Interagire con le energie sottili è possibile, ma richiede una scelta di campo: con chi sto? Interagire con le energie sottili è possibile a tutti, non è diritto di pochi eletti! Rientra nell’aiuto che l’anima può offrire al percorso vitale e configura uno spreco lasciarle inutilizzate. Se la mente fosse accompagnata a comprenderlo soffriremmo tutti di meno. 

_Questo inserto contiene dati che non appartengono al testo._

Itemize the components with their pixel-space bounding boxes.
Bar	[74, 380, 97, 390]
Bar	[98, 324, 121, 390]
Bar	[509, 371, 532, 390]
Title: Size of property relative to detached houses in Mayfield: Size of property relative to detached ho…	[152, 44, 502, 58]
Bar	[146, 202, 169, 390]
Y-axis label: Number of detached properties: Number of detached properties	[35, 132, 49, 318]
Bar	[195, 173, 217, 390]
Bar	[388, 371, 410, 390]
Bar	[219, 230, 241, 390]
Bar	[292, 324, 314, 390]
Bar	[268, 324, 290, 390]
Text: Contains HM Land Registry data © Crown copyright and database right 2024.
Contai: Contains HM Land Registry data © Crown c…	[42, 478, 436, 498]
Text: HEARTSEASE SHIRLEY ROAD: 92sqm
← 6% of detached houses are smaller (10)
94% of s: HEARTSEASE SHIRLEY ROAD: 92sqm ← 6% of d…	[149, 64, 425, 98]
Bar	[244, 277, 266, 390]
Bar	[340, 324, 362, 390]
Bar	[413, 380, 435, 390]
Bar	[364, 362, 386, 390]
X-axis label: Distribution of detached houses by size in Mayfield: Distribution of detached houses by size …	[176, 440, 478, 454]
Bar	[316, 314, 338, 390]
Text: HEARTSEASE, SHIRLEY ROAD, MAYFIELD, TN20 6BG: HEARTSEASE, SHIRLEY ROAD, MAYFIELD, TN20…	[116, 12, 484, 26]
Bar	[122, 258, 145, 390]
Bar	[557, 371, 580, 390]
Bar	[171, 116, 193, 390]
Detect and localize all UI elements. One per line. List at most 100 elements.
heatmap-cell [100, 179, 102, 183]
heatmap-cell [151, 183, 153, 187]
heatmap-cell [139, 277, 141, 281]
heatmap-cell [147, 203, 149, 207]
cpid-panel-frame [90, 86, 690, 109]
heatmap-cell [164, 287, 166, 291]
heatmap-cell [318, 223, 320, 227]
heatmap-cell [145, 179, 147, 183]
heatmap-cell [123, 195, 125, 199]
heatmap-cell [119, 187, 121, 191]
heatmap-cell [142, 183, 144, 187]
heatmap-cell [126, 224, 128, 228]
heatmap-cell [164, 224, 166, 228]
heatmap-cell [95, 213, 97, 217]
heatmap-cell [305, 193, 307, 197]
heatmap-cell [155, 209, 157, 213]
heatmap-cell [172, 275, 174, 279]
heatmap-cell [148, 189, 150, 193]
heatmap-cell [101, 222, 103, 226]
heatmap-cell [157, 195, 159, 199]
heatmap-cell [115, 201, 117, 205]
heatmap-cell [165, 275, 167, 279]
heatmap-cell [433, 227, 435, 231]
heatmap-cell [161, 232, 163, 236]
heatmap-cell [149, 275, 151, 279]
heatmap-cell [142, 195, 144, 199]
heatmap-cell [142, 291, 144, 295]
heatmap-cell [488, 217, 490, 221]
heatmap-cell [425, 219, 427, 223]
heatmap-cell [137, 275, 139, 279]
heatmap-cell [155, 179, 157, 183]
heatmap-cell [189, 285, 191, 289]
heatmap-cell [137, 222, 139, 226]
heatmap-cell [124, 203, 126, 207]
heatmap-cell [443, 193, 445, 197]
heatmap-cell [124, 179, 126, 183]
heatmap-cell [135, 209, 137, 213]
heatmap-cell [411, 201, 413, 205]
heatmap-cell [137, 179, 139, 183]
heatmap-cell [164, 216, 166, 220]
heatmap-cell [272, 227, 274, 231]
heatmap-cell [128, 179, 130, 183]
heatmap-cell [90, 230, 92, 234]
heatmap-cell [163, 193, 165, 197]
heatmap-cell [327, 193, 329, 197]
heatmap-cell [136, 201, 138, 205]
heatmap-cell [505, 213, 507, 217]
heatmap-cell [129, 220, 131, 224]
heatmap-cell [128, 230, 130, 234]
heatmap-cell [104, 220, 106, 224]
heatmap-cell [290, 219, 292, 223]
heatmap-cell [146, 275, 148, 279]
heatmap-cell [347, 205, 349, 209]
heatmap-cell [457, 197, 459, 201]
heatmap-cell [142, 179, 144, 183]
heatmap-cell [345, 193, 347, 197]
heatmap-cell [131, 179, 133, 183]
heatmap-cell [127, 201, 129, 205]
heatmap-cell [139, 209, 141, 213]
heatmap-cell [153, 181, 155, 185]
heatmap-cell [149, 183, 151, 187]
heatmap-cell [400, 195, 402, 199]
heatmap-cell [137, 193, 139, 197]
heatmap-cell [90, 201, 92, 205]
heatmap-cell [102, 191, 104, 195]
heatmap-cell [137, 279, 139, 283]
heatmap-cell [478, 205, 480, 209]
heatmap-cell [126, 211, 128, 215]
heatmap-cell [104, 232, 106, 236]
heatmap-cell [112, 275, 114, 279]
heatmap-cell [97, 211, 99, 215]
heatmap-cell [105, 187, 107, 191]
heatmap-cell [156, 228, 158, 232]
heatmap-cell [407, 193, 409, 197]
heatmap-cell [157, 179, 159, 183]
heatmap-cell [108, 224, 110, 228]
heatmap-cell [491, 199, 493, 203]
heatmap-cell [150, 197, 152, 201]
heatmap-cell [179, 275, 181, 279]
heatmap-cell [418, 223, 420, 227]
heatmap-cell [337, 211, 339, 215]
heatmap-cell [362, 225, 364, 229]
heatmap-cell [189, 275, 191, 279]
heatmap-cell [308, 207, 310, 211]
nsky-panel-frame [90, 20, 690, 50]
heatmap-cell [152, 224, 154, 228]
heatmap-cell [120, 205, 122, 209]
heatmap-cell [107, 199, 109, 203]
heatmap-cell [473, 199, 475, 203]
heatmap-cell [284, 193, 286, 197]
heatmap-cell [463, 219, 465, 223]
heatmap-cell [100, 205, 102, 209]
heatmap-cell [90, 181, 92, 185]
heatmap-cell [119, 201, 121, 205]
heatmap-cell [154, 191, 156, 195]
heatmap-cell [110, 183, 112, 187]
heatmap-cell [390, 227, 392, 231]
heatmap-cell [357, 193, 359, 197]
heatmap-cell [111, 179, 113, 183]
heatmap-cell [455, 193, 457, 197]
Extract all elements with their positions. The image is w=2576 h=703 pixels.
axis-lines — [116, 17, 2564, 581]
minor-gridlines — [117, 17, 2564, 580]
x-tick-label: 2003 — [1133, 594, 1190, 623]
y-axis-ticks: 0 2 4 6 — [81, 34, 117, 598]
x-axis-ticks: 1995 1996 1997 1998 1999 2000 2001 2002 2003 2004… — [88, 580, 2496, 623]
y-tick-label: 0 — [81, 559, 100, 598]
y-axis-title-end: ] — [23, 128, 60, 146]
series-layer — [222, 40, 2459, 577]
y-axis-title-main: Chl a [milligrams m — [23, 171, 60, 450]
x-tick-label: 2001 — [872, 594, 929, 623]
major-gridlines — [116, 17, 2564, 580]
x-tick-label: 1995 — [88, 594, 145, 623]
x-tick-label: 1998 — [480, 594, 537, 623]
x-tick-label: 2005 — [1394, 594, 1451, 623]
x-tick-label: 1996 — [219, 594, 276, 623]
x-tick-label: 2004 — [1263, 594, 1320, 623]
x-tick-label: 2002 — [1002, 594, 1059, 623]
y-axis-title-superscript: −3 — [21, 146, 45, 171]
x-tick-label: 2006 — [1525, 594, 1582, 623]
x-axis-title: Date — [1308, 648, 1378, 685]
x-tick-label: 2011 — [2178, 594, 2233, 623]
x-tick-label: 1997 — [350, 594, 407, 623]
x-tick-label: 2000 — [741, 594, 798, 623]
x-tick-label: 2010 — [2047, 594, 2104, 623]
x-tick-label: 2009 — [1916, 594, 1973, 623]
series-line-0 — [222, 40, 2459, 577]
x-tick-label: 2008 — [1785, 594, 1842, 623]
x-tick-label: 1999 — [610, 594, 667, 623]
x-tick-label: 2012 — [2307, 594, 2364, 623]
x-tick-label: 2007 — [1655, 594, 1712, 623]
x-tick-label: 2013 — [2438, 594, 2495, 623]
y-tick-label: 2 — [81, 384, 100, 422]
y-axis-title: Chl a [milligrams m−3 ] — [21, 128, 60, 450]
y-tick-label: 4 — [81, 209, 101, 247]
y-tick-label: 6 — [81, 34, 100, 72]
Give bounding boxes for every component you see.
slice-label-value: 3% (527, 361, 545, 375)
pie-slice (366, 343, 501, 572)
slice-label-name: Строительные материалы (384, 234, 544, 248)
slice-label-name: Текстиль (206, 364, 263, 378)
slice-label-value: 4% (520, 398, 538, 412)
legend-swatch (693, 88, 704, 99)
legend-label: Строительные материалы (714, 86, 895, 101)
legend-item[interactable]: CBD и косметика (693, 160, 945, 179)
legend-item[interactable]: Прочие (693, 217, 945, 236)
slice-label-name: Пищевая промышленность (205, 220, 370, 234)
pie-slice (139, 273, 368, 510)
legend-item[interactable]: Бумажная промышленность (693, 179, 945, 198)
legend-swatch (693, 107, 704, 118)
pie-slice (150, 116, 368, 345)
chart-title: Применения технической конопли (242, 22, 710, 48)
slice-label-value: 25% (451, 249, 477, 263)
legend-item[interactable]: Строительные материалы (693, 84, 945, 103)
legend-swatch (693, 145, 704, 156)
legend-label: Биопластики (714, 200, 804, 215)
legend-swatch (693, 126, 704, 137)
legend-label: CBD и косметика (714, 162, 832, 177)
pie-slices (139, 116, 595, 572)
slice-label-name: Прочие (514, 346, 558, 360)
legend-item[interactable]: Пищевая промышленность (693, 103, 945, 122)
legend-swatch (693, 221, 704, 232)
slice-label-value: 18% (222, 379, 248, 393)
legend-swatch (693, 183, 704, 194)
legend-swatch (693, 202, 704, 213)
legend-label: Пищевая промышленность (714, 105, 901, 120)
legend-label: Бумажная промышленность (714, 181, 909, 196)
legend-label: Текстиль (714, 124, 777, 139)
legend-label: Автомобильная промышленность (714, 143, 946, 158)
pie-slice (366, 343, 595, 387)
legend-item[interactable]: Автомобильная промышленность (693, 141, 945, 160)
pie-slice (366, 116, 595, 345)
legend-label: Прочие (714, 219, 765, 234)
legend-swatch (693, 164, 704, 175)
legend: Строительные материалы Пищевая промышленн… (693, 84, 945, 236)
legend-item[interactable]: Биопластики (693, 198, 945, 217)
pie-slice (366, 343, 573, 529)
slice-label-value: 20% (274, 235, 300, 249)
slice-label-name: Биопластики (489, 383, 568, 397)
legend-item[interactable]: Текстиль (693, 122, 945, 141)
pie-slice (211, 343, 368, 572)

L’anima mette a disposizione le sue facoltà, o sensi interni,  per cogliere e usufruire delle energie sottilima necessita di una collaborazione da parte dell’individuo! Le energie sottili possono attivarsi solo a seguito di una scelta coerente compiuta dal singolo: scelgo da che parte stare della bilancia, se con l’armonia o con la discordia; agisco in positivo, non recando danno né a me né agli altri, oppure mi incattivisco e contribuisco alla conflittualità? In un caso le vibrazioni si innalzano, verso la serenità e la conquista dei propri doni, nell’altro si abbassano verso l’inquietudine e verso quel mix di mal-esseri su cui le scienze mediche spesso si arenano. Le energie sottili sono cariche di potenzialità, ma vanno trasformate in atto! Ci vuole un click dell’interruttore perché la corrente accenda la lampadina, ma la domotica non accende la lampadina interiore! La accende la consapevolezza di essere parte di un intero personale da ricomporre (anima, MetT e corpo/mente ) all’interno di un tutto (olismo) per la realizzazione di un progetto, o Disegno. 

Lo ripeto (anche perchè questo richiede il SEO), interagire con le energie sottili è possibile e auspicabile, ma necessita di coerenza nel quotidiano; chi viene lambito dai discorsi buonisti su anima  and co spesso li confina alle serate di meditazione o ai seminari in campagna. Riesce facile essere buoni fra i buoni, ma la coerenza è un’altra cosa…

Nei Vangeli interagire con le energie sottili viene esemplificato con la parabola dei talenti, che sotterrati non danno frutto. Yogananda invece, il guru indiano che nel secolo scorso aveva fatto conoscere lo yoga negli Stati Uniti paragonava il mancato usufruire delle  capacità interiori al camminare sotto la pioggia con l’ombrello chiuso.  Gli scienziati contemporanei riconoscono l’esistenza delle energie sottili, con le loro proprietà armonizzatrici ed unificanti; le hanno denominate energie non convenzionali, poiché al di fuori dello spettro elettromagnetico noto. Le hanno riscontrate e studiate soprattutto all’interno di tecniche spirituali come il diksha, il reiki e la pranoterapia, capaci di accelerare i processi biologici e di affievolire il dolore. Tecniche per tale motivo accettate ormai in vari centri di cura, anche pubblici.